Ambtshalve verjaring in strafzaak tegen verdachte

In deze zaak heeft de Hoge Raad op 5 juni 2012 uitspraak gedaan in een cassatieprocedure tegen een bij verstek gewezen arrest van het Gerechtshof te 's-Hertogenbosch van 18 december 2002. De verdachte, geboren in 1943 en ten tijde van de betekening zonder bekende woon- of verblijfplaats, was door het Hof veroordeeld tot een gevangenisstraf van twaalf maanden voor verschillende strafbare feiten, waaronder smaadschrift, eenvoudige belediging, verduistering, valsheid in geschrift en opzettelijke beschadiging van andermans eigendom. De Hoge Raad heeft het beroep in cassatie ingesteld door de verdachte, vertegenwoordigd door mr. P.W. van der Kruijs, advocaat te 's-Hertogenbosch, beoordeeld.

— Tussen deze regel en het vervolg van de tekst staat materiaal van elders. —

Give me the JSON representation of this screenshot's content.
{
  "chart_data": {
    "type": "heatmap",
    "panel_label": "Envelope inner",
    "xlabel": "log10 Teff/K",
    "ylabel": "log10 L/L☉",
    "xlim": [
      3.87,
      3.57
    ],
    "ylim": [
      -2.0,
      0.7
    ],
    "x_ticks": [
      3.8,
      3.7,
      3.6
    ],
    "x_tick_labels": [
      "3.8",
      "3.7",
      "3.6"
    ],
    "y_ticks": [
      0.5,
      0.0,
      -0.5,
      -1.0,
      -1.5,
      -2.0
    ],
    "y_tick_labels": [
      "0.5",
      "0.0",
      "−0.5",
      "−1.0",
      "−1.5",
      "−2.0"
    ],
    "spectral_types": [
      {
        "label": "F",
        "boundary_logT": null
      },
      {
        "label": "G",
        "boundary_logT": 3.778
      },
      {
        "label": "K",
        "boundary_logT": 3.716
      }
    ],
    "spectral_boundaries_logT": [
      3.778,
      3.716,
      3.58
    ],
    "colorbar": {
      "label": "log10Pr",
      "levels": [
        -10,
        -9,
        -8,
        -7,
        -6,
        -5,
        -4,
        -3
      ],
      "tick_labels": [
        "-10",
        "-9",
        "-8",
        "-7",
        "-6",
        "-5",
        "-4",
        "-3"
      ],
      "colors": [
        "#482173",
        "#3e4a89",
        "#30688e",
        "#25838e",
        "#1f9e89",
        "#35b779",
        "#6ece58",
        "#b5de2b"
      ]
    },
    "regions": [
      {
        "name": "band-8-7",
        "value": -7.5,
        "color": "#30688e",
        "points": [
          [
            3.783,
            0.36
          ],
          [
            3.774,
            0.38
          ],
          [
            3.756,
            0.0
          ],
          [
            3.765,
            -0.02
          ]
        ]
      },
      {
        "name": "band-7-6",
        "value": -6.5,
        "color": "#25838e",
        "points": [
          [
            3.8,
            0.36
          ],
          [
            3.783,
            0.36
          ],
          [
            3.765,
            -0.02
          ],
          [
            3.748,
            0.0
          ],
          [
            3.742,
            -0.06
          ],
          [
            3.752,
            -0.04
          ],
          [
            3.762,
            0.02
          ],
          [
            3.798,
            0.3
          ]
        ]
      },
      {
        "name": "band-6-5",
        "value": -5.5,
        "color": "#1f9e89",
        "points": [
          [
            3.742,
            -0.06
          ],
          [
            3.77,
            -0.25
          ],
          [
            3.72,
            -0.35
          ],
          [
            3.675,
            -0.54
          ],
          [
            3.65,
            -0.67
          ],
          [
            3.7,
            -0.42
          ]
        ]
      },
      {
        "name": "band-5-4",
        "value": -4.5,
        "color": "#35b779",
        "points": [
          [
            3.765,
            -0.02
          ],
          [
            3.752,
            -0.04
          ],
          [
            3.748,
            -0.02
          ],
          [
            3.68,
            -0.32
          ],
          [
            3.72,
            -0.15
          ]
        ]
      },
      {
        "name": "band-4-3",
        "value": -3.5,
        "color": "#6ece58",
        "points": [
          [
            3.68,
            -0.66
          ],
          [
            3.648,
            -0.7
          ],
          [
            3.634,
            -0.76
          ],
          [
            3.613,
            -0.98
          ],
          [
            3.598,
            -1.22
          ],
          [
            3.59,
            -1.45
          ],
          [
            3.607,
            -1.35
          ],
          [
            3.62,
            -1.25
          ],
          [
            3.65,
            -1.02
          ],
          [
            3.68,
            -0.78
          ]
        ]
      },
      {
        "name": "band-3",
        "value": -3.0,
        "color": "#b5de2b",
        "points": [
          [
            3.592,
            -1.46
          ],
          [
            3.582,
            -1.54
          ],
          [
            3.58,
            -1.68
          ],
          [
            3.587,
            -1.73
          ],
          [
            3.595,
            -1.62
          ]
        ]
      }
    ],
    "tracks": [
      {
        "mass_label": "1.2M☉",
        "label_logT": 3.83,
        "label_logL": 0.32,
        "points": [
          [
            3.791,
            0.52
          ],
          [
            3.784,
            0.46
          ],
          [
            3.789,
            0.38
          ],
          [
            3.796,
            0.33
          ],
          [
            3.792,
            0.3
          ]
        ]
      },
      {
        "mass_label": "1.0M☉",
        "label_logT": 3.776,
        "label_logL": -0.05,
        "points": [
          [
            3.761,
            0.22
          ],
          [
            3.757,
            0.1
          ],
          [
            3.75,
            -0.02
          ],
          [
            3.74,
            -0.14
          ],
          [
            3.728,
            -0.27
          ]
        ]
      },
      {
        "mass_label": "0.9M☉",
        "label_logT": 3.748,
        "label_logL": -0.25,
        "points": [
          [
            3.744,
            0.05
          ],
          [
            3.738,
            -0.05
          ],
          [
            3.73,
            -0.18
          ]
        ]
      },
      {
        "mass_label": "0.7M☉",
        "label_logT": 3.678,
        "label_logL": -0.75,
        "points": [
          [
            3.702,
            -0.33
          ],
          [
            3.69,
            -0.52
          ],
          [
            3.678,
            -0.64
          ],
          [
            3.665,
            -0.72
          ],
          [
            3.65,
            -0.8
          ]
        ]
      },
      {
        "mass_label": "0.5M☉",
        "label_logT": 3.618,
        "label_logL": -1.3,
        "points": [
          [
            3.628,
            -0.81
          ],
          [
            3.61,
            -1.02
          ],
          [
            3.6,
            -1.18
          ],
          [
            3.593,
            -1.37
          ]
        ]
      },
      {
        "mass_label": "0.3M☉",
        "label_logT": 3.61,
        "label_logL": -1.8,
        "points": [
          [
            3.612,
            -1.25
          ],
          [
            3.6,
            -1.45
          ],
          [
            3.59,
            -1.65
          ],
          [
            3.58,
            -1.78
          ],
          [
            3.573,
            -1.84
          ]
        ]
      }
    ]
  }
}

De Advocaat-Generaal Hofstee heeft geconcludeerd dat de Hoge Raad de bestreden uitspraak zou moeten vernietigen voor wat betreft de beslissingen over de feiten 1, 2, 3 en 5, en dat de Officier van Justitie niet-ontvankelijk verklaard zou moeten worden in de vervolging voor deze feiten. Tevens werd geadviseerd om de zaak terug te wijzen naar het Gerechtshof voor herbehandeling van de strafoplegging met betrekking tot feit 4. De Hoge Raad heeft vastgesteld dat de verjaringstermijn voor de feiten 1, 2, 3 en 5 was verstreken, waardoor het recht tot strafvordering was vervallen.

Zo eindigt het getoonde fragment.